Cancer arises from genetic changes within our cells, primarily through two types of alterations: somatic mutations, which involve changes in the DNA sequence, and copy number alterations, which refer to changes in the number of gene copies.
Although it was known that these alterations contribute to cancer, there was a need for systematic studies to understand their combined effects on the same gene in the same individual. Recent research has made significant strides in this area, revealing intricate interactions between these genetic changes in cancer progression.
Researchers at IRB Barcelona have discovered that cancer progression is significantly influenced by the interplay between gene copy number alterations and mutations.
Their study, published in Nature Communications, confirms that a decrease in gene copy number is often associated with mutations in tumor suppressor genes, impairing their protective functions. Conversely, an increase in gene copy number is linked to more oncogene mutations, driving cancer development.
Unexpectedly, they also found that an increase in gene copy number can be associated with mutations in tumor suppressor genes and a lower copy number can be linked to more oncogene mutations, demonstrating paradoxical patterns in cancer genomes.

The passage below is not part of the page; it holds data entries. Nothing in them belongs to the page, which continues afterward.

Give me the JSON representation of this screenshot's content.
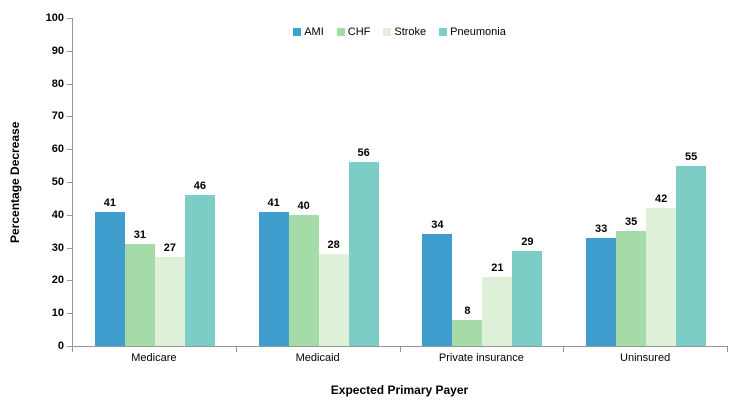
{
  "chart_data": {
    "type": "bar",
    "title": "",
    "categories": [
      "Medicare",
      "Medicaid",
      "Private insurance",
      "Uninsured"
    ],
    "series": [
      {
        "name": "AMI",
        "color": "#3f9ecd",
        "values": [
          41,
          41,
          34,
          33
        ]
      },
      {
        "name": "CHF",
        "color": "#a5dba8",
        "values": [
          31,
          40,
          8,
          35
        ]
      },
      {
        "name": "Stroke",
        "color": "#def0d8",
        "values": [
          27,
          28,
          21,
          42
        ]
      },
      {
        "name": "Pneumonia",
        "color": "#7ccdc6",
        "values": [
          46,
          56,
          29,
          55
        ]
      }
    ],
    "xlabel": "Expected Primary Payer",
    "ylabel": "Percentage Decrease",
    "ylim": [
      0,
      100
    ],
    "ytick_step": 10,
    "grid": false,
    "legend_position": "top-center",
    "bar_value_labels": true
  },
  "colors": {
    "axis": "#969696",
    "text": "#000000",
    "background": "#ffffff"
  }
}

The researchers, including Dr. Elizaveta Besedina and Dr. Fran Supek, have provided new insights into the complex roles of genetic alterations in cancer. This research challenges the traditional view of how these interactions occur and suggests that important cancer-causing events might have been overlooked.
Their findings highlight the importance of considering both increases and decreases in gene copies as significant drivers of cancer evolution, thus opening new avenues for potential cancer treatments targeting tumor suppressor genes.

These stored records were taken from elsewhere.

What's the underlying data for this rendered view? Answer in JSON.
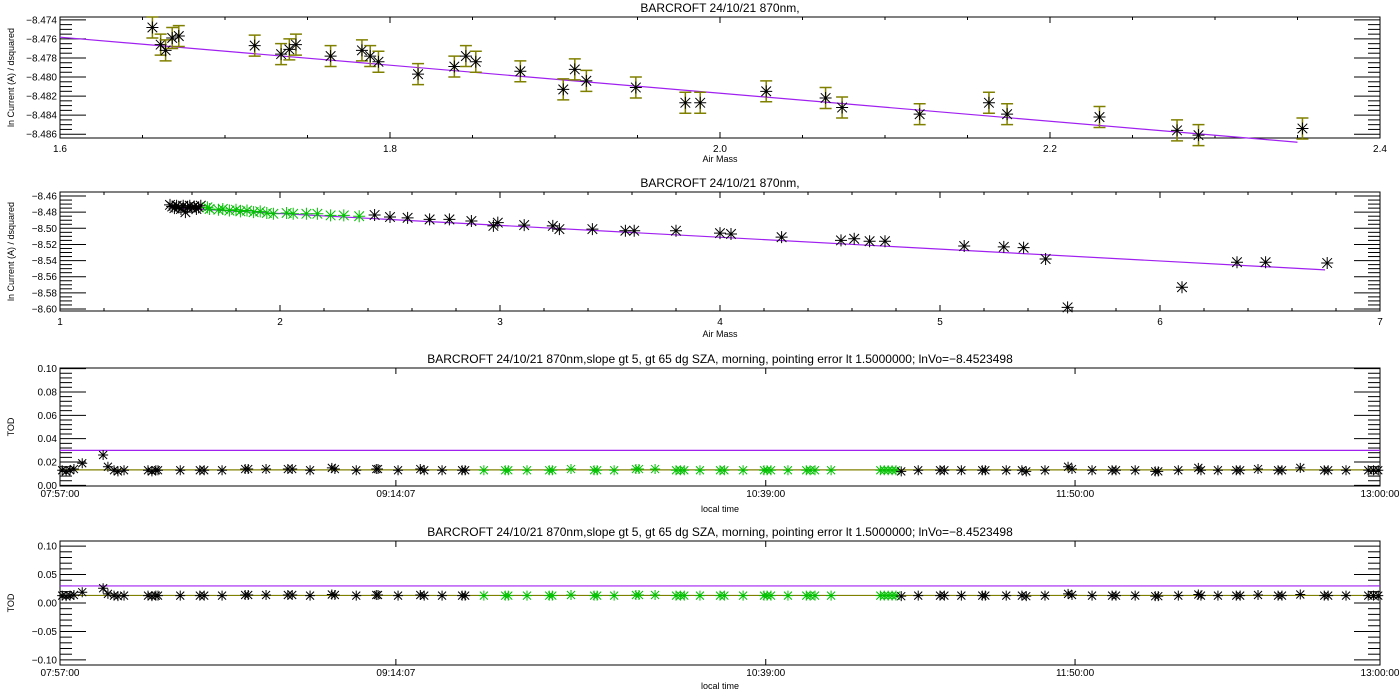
{
  "colors": {
    "fit": "#a020f0",
    "error": "#808000",
    "tod_line": "#808000",
    "threshold": "#a020f0",
    "selected": "#00c000",
    "point": "#000000",
    "axis": "#000000"
  },
  "tod_points": [
    [
      0.5,
      0.013,
      "k"
    ],
    [
      1.4,
      0.012,
      "k"
    ],
    [
      2.3,
      0.013,
      "k"
    ],
    [
      3.2,
      0.014,
      "k"
    ],
    [
      5.1,
      0.019,
      "k"
    ],
    [
      9.9,
      0.026,
      "k"
    ],
    [
      11.0,
      0.016,
      "k"
    ],
    [
      12.4,
      0.013,
      "k"
    ],
    [
      13.3,
      0.012,
      "k"
    ],
    [
      14.7,
      0.013,
      "k"
    ],
    [
      20.2,
      0.013,
      "k"
    ],
    [
      21.1,
      0.012,
      "k"
    ],
    [
      22.0,
      0.013,
      "k"
    ],
    [
      22.5,
      0.013,
      "k"
    ],
    [
      27.6,
      0.013,
      "k"
    ],
    [
      32.1,
      0.013,
      "k"
    ],
    [
      33.1,
      0.013,
      "k"
    ],
    [
      37.2,
      0.013,
      "k"
    ],
    [
      42.5,
      0.014,
      "k"
    ],
    [
      43.2,
      0.014,
      "k"
    ],
    [
      47.3,
      0.014,
      "k"
    ],
    [
      52.3,
      0.014,
      "k"
    ],
    [
      53.3,
      0.014,
      "k"
    ],
    [
      57.4,
      0.013,
      "k"
    ],
    [
      62.4,
      0.015,
      "k"
    ],
    [
      63.1,
      0.014,
      "k"
    ],
    [
      68.0,
      0.013,
      "k"
    ],
    [
      72.6,
      0.014,
      "k"
    ],
    [
      73.0,
      0.014,
      "k"
    ],
    [
      77.6,
      0.013,
      "k"
    ],
    [
      82.7,
      0.014,
      "k"
    ],
    [
      83.6,
      0.013,
      "k"
    ],
    [
      87.7,
      0.013,
      "k"
    ],
    [
      92.3,
      0.013,
      "k"
    ],
    [
      93.0,
      0.013,
      "k"
    ],
    [
      97.3,
      0.013,
      "g"
    ],
    [
      102.2,
      0.013,
      "g"
    ],
    [
      102.9,
      0.013,
      "g"
    ],
    [
      107.2,
      0.013,
      "g"
    ],
    [
      112.3,
      0.013,
      "g"
    ],
    [
      113.0,
      0.013,
      "g"
    ],
    [
      117.3,
      0.014,
      "g"
    ],
    [
      122.6,
      0.013,
      "g"
    ],
    [
      123.3,
      0.013,
      "g"
    ],
    [
      127.2,
      0.013,
      "g"
    ],
    [
      132.2,
      0.014,
      "g"
    ],
    [
      132.9,
      0.014,
      "g"
    ],
    [
      136.6,
      0.014,
      "g"
    ],
    [
      141.4,
      0.013,
      "g"
    ],
    [
      142.4,
      0.013,
      "g"
    ],
    [
      143.3,
      0.013,
      "g"
    ],
    [
      146.9,
      0.013,
      "g"
    ],
    [
      151.5,
      0.013,
      "g"
    ],
    [
      152.5,
      0.013,
      "g"
    ],
    [
      156.8,
      0.013,
      "g"
    ],
    [
      161.6,
      0.013,
      "g"
    ],
    [
      162.3,
      0.013,
      "g"
    ],
    [
      163.2,
      0.013,
      "g"
    ],
    [
      167.1,
      0.013,
      "g"
    ],
    [
      171.3,
      0.013,
      "g"
    ],
    [
      172.2,
      0.013,
      "g"
    ],
    [
      173.3,
      0.013,
      "g"
    ],
    [
      177.0,
      0.013,
      "g"
    ],
    [
      188.3,
      0.013,
      "g"
    ],
    [
      189.2,
      0.013,
      "g"
    ],
    [
      190.1,
      0.013,
      "g"
    ],
    [
      191.0,
      0.013,
      "g"
    ],
    [
      191.9,
      0.013,
      "g"
    ],
    [
      193.1,
      0.012,
      "k"
    ],
    [
      197.0,
      0.013,
      "k"
    ],
    [
      202.0,
      0.013,
      "k"
    ],
    [
      203.0,
      0.013,
      "k"
    ],
    [
      206.9,
      0.013,
      "k"
    ],
    [
      211.7,
      0.013,
      "k"
    ],
    [
      212.4,
      0.013,
      "k"
    ],
    [
      217.2,
      0.013,
      "k"
    ],
    [
      220.8,
      0.013,
      "k"
    ],
    [
      221.8,
      0.012,
      "k"
    ],
    [
      226.1,
      0.013,
      "k"
    ],
    [
      231.4,
      0.016,
      "k"
    ],
    [
      232.3,
      0.014,
      "k"
    ],
    [
      236.9,
      0.013,
      "k"
    ],
    [
      241.5,
      0.013,
      "k"
    ],
    [
      242.4,
      0.013,
      "k"
    ],
    [
      246.8,
      0.013,
      "k"
    ],
    [
      251.4,
      0.012,
      "k"
    ],
    [
      252.1,
      0.012,
      "k"
    ],
    [
      256.7,
      0.013,
      "k"
    ],
    [
      261.3,
      0.015,
      "k"
    ],
    [
      261.9,
      0.013,
      "k"
    ],
    [
      265.8,
      0.013,
      "k"
    ],
    [
      270.0,
      0.013,
      "k"
    ],
    [
      270.9,
      0.013,
      "k"
    ],
    [
      275.0,
      0.014,
      "k"
    ],
    [
      279.6,
      0.013,
      "k"
    ],
    [
      280.5,
      0.013,
      "k"
    ],
    [
      284.7,
      0.015,
      "k"
    ],
    [
      290.2,
      0.013,
      "k"
    ],
    [
      291.1,
      0.013,
      "k"
    ],
    [
      295.2,
      0.013,
      "k"
    ],
    [
      300.3,
      0.013,
      "k"
    ],
    [
      301.5,
      0.013,
      "k"
    ],
    [
      302.6,
      0.013,
      "k"
    ]
  ],
  "chart_data": [
    {
      "type": "scatter",
      "title": "BARCROFT 24/10/21 870nm,",
      "xlabel": "Air Mass",
      "ylabel": "ln Current (A) / dsquared",
      "xlim": [
        1.6,
        2.4
      ],
      "ylim": [
        -8.4864,
        -8.4737
      ],
      "xticks": [
        {
          "v": 1.6,
          "label": "1.6"
        },
        {
          "v": 1.8,
          "label": "1.8"
        },
        {
          "v": 2.0,
          "label": "2.0"
        },
        {
          "v": 2.2,
          "label": "2.2"
        },
        {
          "v": 2.4,
          "label": "2.4"
        }
      ],
      "yticks": [
        {
          "v": -8.474,
          "label": "−8.474"
        },
        {
          "v": -8.476,
          "label": "−8.476"
        },
        {
          "v": -8.478,
          "label": "−8.478"
        },
        {
          "v": -8.48,
          "label": "−8.480"
        },
        {
          "v": -8.482,
          "label": "−8.482"
        },
        {
          "v": -8.484,
          "label": "−8.484"
        },
        {
          "v": -8.486,
          "label": "−8.486"
        }
      ],
      "fit": {
        "intercept": -8.4523,
        "slope": -0.0147,
        "x_range": [
          1.6,
          2.35
        ]
      },
      "error": 0.0011,
      "points": [
        [
          1.656,
          -8.4748
        ],
        [
          1.661,
          -8.4766
        ],
        [
          1.664,
          -8.4772
        ],
        [
          1.668,
          -8.4759
        ],
        [
          1.672,
          -8.4757
        ],
        [
          1.718,
          -8.4767
        ],
        [
          1.734,
          -8.4776
        ],
        [
          1.739,
          -8.4771
        ],
        [
          1.743,
          -8.4766
        ],
        [
          1.764,
          -8.4778
        ],
        [
          1.783,
          -8.4772
        ],
        [
          1.788,
          -8.4778
        ],
        [
          1.793,
          -8.4784
        ],
        [
          1.817,
          -8.4797
        ],
        [
          1.839,
          -8.4789
        ],
        [
          1.846,
          -8.4778
        ],
        [
          1.852,
          -8.4784
        ],
        [
          1.879,
          -8.4794
        ],
        [
          1.905,
          -8.4813
        ],
        [
          1.912,
          -8.4792
        ],
        [
          1.919,
          -8.4804
        ],
        [
          1.949,
          -8.4811
        ],
        [
          1.979,
          -8.4827
        ],
        [
          1.988,
          -8.4827
        ],
        [
          2.028,
          -8.4815
        ],
        [
          2.064,
          -8.4822
        ],
        [
          2.074,
          -8.4832
        ],
        [
          2.121,
          -8.4839
        ],
        [
          2.163,
          -8.4827
        ],
        [
          2.174,
          -8.4839
        ],
        [
          2.23,
          -8.4842
        ],
        [
          2.277,
          -8.4856
        ],
        [
          2.29,
          -8.4861
        ],
        [
          2.353,
          -8.4854
        ]
      ]
    },
    {
      "type": "scatter",
      "title": "BARCROFT 24/10/21 870nm,",
      "xlabel": "Air Mass",
      "ylabel": "ln Current (A) / dsquared",
      "xlim": [
        1,
        7
      ],
      "ylim": [
        -8.6025,
        -8.455
      ],
      "xticks": [
        {
          "v": 1,
          "label": "1"
        },
        {
          "v": 2,
          "label": "2"
        },
        {
          "v": 3,
          "label": "3"
        },
        {
          "v": 4,
          "label": "4"
        },
        {
          "v": 5,
          "label": "5"
        },
        {
          "v": 6,
          "label": "6"
        },
        {
          "v": 7,
          "label": "7"
        }
      ],
      "yticks": [
        {
          "v": -8.46,
          "label": "−8.46"
        },
        {
          "v": -8.48,
          "label": "−8.48"
        },
        {
          "v": -8.5,
          "label": "−8.50"
        },
        {
          "v": -8.52,
          "label": "−8.52"
        },
        {
          "v": -8.54,
          "label": "−8.54"
        },
        {
          "v": -8.56,
          "label": "−8.56"
        },
        {
          "v": -8.58,
          "label": "−8.58"
        },
        {
          "v": -8.6,
          "label": "−8.60"
        }
      ],
      "fit": {
        "intercept": -8.4523,
        "slope": -0.0147,
        "x_range": [
          1.5,
          6.75
        ]
      },
      "points": [
        [
          1.5,
          -8.471,
          "k"
        ],
        [
          1.51,
          -8.473,
          "k"
        ],
        [
          1.52,
          -8.475,
          "k"
        ],
        [
          1.53,
          -8.472,
          "k"
        ],
        [
          1.54,
          -8.474,
          "k"
        ],
        [
          1.55,
          -8.476,
          "k"
        ],
        [
          1.56,
          -8.472,
          "k"
        ],
        [
          1.57,
          -8.48,
          "k"
        ],
        [
          1.58,
          -8.474,
          "k"
        ],
        [
          1.59,
          -8.472,
          "k"
        ],
        [
          1.6,
          -8.475,
          "k"
        ],
        [
          1.61,
          -8.473,
          "k"
        ],
        [
          1.62,
          -8.476,
          "k"
        ],
        [
          1.63,
          -8.474,
          "k"
        ],
        [
          1.64,
          -8.472,
          "k"
        ],
        [
          1.67,
          -8.474,
          "g"
        ],
        [
          1.68,
          -8.476,
          "g"
        ],
        [
          1.72,
          -8.477,
          "g"
        ],
        [
          1.74,
          -8.476,
          "g"
        ],
        [
          1.77,
          -8.478,
          "g"
        ],
        [
          1.8,
          -8.477,
          "g"
        ],
        [
          1.82,
          -8.479,
          "g"
        ],
        [
          1.85,
          -8.478,
          "g"
        ],
        [
          1.88,
          -8.48,
          "g"
        ],
        [
          1.91,
          -8.479,
          "g"
        ],
        [
          1.94,
          -8.481,
          "g"
        ],
        [
          1.97,
          -8.482,
          "g"
        ],
        [
          2.03,
          -8.481,
          "g"
        ],
        [
          2.06,
          -8.482,
          "g"
        ],
        [
          2.12,
          -8.482,
          "g"
        ],
        [
          2.17,
          -8.482,
          "g"
        ],
        [
          2.23,
          -8.484,
          "g"
        ],
        [
          2.29,
          -8.484,
          "g"
        ],
        [
          2.36,
          -8.485,
          "g"
        ],
        [
          2.43,
          -8.4835,
          "k"
        ],
        [
          2.5,
          -8.486,
          "k"
        ],
        [
          2.58,
          -8.487,
          "k"
        ],
        [
          2.68,
          -8.489,
          "k"
        ],
        [
          2.77,
          -8.489,
          "k"
        ],
        [
          2.87,
          -8.491,
          "k"
        ],
        [
          2.97,
          -8.497,
          "k"
        ],
        [
          2.99,
          -8.493,
          "k"
        ],
        [
          3.11,
          -8.496,
          "k"
        ],
        [
          3.24,
          -8.497,
          "k"
        ],
        [
          3.27,
          -8.501,
          "k"
        ],
        [
          3.42,
          -8.501,
          "k"
        ],
        [
          3.57,
          -8.503,
          "k"
        ],
        [
          3.61,
          -8.503,
          "k"
        ],
        [
          3.8,
          -8.503,
          "k"
        ],
        [
          4.0,
          -8.506,
          "k"
        ],
        [
          4.05,
          -8.507,
          "k"
        ],
        [
          4.28,
          -8.511,
          "k"
        ],
        [
          4.55,
          -8.515,
          "k"
        ],
        [
          4.61,
          -8.513,
          "k"
        ],
        [
          4.68,
          -8.516,
          "k"
        ],
        [
          4.75,
          -8.516,
          "k"
        ],
        [
          5.11,
          -8.522,
          "k"
        ],
        [
          5.29,
          -8.523,
          "k"
        ],
        [
          5.38,
          -8.524,
          "k"
        ],
        [
          5.48,
          -8.538,
          "k"
        ],
        [
          5.58,
          -8.598,
          "k"
        ],
        [
          6.1,
          -8.573,
          "k"
        ],
        [
          6.35,
          -8.542,
          "k"
        ],
        [
          6.48,
          -8.542,
          "k"
        ],
        [
          6.76,
          -8.543,
          "k"
        ]
      ]
    },
    {
      "type": "scatter",
      "title": "BARCROFT 24/10/21 870nm,slope gt 5, gt 65 dg SZA, morning, pointing error lt 1.5000000; lnVo=−8.4523498",
      "xlabel": "local time",
      "ylabel": "TOD",
      "xlim": [
        0,
        303
      ],
      "ylim": [
        -0.0005,
        0.1005
      ],
      "xticks": [
        {
          "v": 0,
          "label": "07:57:00"
        },
        {
          "v": 77.1,
          "label": "09:14:07"
        },
        {
          "v": 162,
          "label": "10:39:00"
        },
        {
          "v": 233,
          "label": "11:50:00"
        },
        {
          "v": 303,
          "label": "13:00:00"
        }
      ],
      "yticks": [
        {
          "v": 0,
          "label": "0.00"
        },
        {
          "v": 0.02,
          "label": "0.02"
        },
        {
          "v": 0.04,
          "label": "0.04"
        },
        {
          "v": 0.06,
          "label": "0.06"
        },
        {
          "v": 0.08,
          "label": "0.08"
        },
        {
          "v": 0.1,
          "label": "0.10"
        }
      ],
      "hlines": {
        "threshold": 0.03,
        "mean": 0.0133
      }
    },
    {
      "type": "scatter",
      "title": "BARCROFT 24/10/21 870nm,slope gt 5, gt 65 dg SZA, morning, pointing error lt 1.5000000; lnVo=−8.4523498",
      "xlabel": "local time",
      "ylabel": "TOD",
      "xlim": [
        0,
        303
      ],
      "ylim": [
        -0.109,
        0.109
      ],
      "xticks": [
        {
          "v": 0,
          "label": "07:57:00"
        },
        {
          "v": 77.1,
          "label": "09:14:07"
        },
        {
          "v": 162,
          "label": "10:39:00"
        },
        {
          "v": 233,
          "label": "11:50:00"
        },
        {
          "v": 303,
          "label": "13:00:00"
        }
      ],
      "yticks": [
        {
          "v": -0.1,
          "label": "−0.10"
        },
        {
          "v": -0.05,
          "label": "−0.05"
        },
        {
          "v": 0,
          "label": "0.00"
        },
        {
          "v": 0.05,
          "label": "0.05"
        },
        {
          "v": 0.1,
          "label": "0.10"
        }
      ],
      "hlines": {
        "threshold": 0.03,
        "mean": 0.0133
      }
    }
  ]
}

A key aspect of cancer development is the concept of “second-hit” events, where a mutation occurs in conjunction with another genetic alteration, such as a copy number change. This combination amplifies the effects of individual alterations, significantly increasing cancer risk.

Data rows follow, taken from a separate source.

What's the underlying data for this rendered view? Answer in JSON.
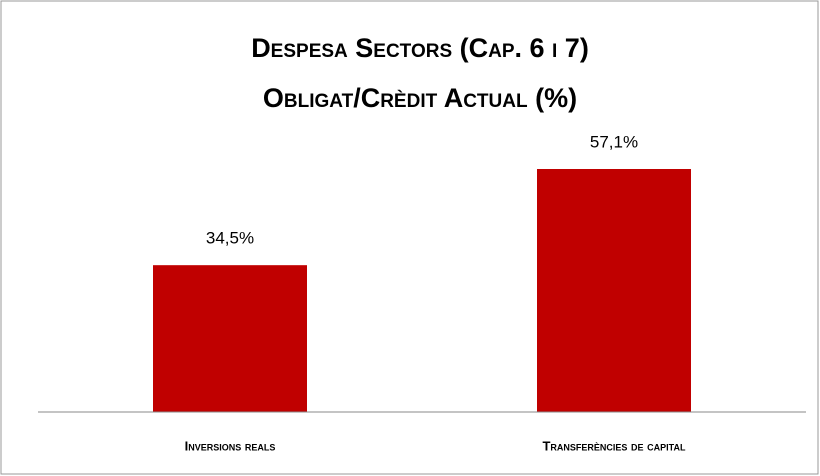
{
  "chart_data": {
    "type": "bar",
    "title": "Despesa Sectors (Cap. 6 i 7)",
    "subtitle": "Obligat/Crèdit Actual (%)",
    "categories": [
      "Inversions reals",
      "Transferències de capital"
    ],
    "values": [
      34.5,
      57.1
    ],
    "value_labels": [
      "34,5%",
      "57,1%"
    ],
    "color": "#c00000"
  }
}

The researchers focused on these “second hits” involving somatic mutations, discovering their common presence across various cancer types. They developed a novel method called MutMatch to study these combined effects, analyzing genetic data from around 18,000 tumors to identify patterns of genetic changes.
This research provides a roadmap for future studies in cancer genetics by exploring the interactions between different types of genetic changes. It enhances our understanding of cancer development and progression, potentially leading to more effective treatments.
By identifying new therapeutic targets, including overlooked tumor suppressor genes, this knowledge could guide the development of new cancer drugs or the repurposing of existing ones.
Additionally, understanding the diverse genetic landscapes of tumors could help in stratifying patients into precise subgroups, thereby improving personalized treatment approaches and identifying new patient groups that might benefit from current therapies.